Executive Technical Summary

NK1000 achieved 65 to 70 feet on 138 kV tubular structures with additional available clearance.

NK500 achieved 90 to 100 feet during emergency repair over a 230 kV center arm.

Recommended rope deployment ratio is slightly greater than 2 to 1 relative to intended shot height.

200 feet of line was deployed during high elevation testing to ensure adequate reach and slack.

Projectile tail upgrade to 1/4 inch Dyneema improves reliability.

Operational selection between NK500 and NK1000 should be made prior to installation based on congestion and pull strength requirements.

Test Environment

Testing was conducted on energized tubular transmission structures rated at 138 kV and 230 kV using a Reschtech launcher system.

The 138 kV structure represented standard field deployment conditions.
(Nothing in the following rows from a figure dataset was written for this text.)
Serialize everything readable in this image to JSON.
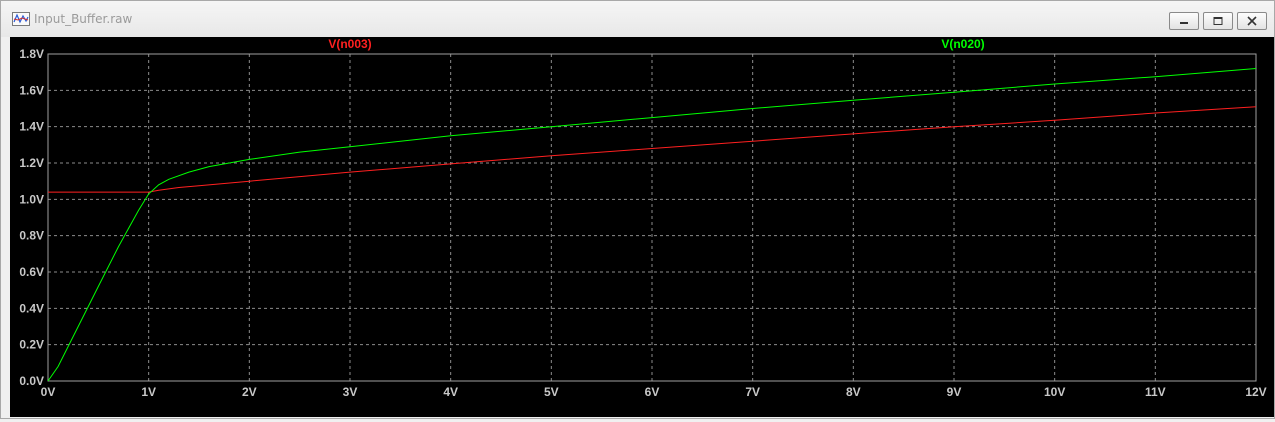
{
  "window": {
    "title": "Input_Buffer.raw",
    "icon": "waveform-icon"
  },
  "controls": {
    "minimize_icon": "minimize-icon",
    "maximize_icon": "restore-icon",
    "close_icon": "close-icon"
  },
  "colors": {
    "plot_background": "#000000",
    "grid": "#8c8c8c",
    "axis_text": "#c8c8c8",
    "series_n003": "#ff2020",
    "series_n020": "#00ff00"
  },
  "chart_data": {
    "type": "line",
    "title": "",
    "xlabel": "",
    "ylabel": "",
    "xlim": [
      0,
      12
    ],
    "ylim": [
      0,
      1.8
    ],
    "x_ticks": [
      0,
      1,
      2,
      3,
      4,
      5,
      6,
      7,
      8,
      9,
      10,
      11,
      12
    ],
    "x_tick_labels": [
      "0V",
      "1V",
      "2V",
      "3V",
      "4V",
      "5V",
      "6V",
      "7V",
      "8V",
      "9V",
      "10V",
      "11V",
      "12V"
    ],
    "y_ticks": [
      0,
      0.2,
      0.4,
      0.6,
      0.8,
      1.0,
      1.2,
      1.4,
      1.6,
      1.8
    ],
    "y_tick_labels": [
      "0.0V",
      "0.2V",
      "0.4V",
      "0.6V",
      "0.8V",
      "1.0V",
      "1.2V",
      "1.4V",
      "1.6V",
      "1.8V"
    ],
    "grid": true,
    "legend": "top",
    "series": [
      {
        "name": "V(n003)",
        "color": "#ff2020",
        "x": [
          0,
          0.5,
          1.0,
          1.1,
          1.3,
          1.5,
          2,
          3,
          4,
          5,
          6,
          7,
          8,
          9,
          10,
          11,
          12
        ],
        "y": [
          1.04,
          1.04,
          1.04,
          1.05,
          1.065,
          1.075,
          1.1,
          1.15,
          1.195,
          1.24,
          1.28,
          1.32,
          1.36,
          1.4,
          1.435,
          1.475,
          1.51
        ]
      },
      {
        "name": "V(n020)",
        "color": "#00ff00",
        "x": [
          0,
          0.1,
          0.3,
          0.5,
          0.7,
          0.9,
          1.0,
          1.1,
          1.2,
          1.4,
          1.6,
          1.8,
          2,
          2.5,
          3,
          4,
          5,
          6,
          7,
          8,
          9,
          10,
          11,
          12
        ],
        "y": [
          0.0,
          0.08,
          0.3,
          0.52,
          0.74,
          0.94,
          1.03,
          1.08,
          1.11,
          1.15,
          1.18,
          1.2,
          1.22,
          1.26,
          1.29,
          1.35,
          1.4,
          1.45,
          1.5,
          1.545,
          1.59,
          1.635,
          1.675,
          1.72
        ]
      }
    ]
  }
}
The 230 kV configuration involved a higher center arm during an emergency repair scenario requiring maximum elevation.

Shot Height Performance

The NK1000 DEW system consistently cleared 65 to 70 feet on 138 kV structures with spare elevation capacity.

The lighter NK500 system achieved between 90 and 100 feet, demonstrating superior maximum height capability in high elevation applications.
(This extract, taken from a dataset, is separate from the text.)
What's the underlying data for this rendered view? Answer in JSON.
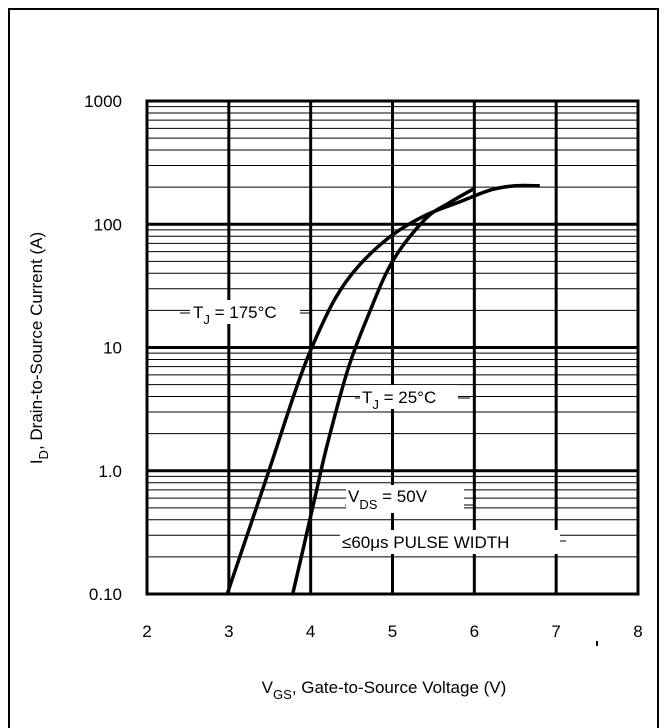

Rope Length Planning Ratio

A slightly greater than 2 to 1 rope length to shot height ratio is recommended for planning.

For example, for approximately 100 feet of elevation, 200 feet of deployed line ensured sufficient reach and safe ground handling slack.

Projectile Attachment and Reliability

The pulling line was connected directly to the Reschtech projectile.

Replacing the original lead tail rope with 1/4 inch Dyneema significantly reduces the risk of tail breakage and improves overall deployment reliability.

Operational Comparison and Risk Management

NK500 offers higher shot height but has a greater tendency to tangle due to lighter construction. Its lower breaking strength allows ground controlled breakaway if entanglement occurs. All observed broken segments fell safely to ground level.

NK1000 provides greater tensile strength and reduced tangling probability, making it appropriate for heavy pull operations and higher resistance environments. However, it does not break away as easily in congested structural configurations.

Best practice is to equip crews with both systems and select the appropriate rope prior to deployment.

Case Study Scenario

During an emergency repair on a 230 kV tubular transmission structure, crews required maximum elevation clearance over the center arm. The NK500 system achieved between 90 and 100 feet, allowing safe placement of the pulling line.

In contrast, on 138 kV structures requiring heavier pull strength and reduced tangling probability, the NK1000 system provided controlled 65 to 70 foot deployment with enhanced handling characteristics.

This comparative deployment confirms the operational value of maintaining both systems in the field toolkit.

Frequently Asked Questions

What maximum height was achieved?

NK500 reached 90 to 100 feet. NK1000 reached 65 to 70 feet with additional elevation available.

How much rope should be used?

Use slightly more than a 2 to 1 ratio. 200 feet of rope was deployed for approximately 100 feet of elevation.

How was the projectile connected?

The line was directly attached to the Reschtech projectile. A 1/4 inch Dyneema tail rope is recommended.

Which system should be selected?

Select NK500 for higher elevation and breakaway control. Select NK1000 for heavier pulls and reduced tangling risk.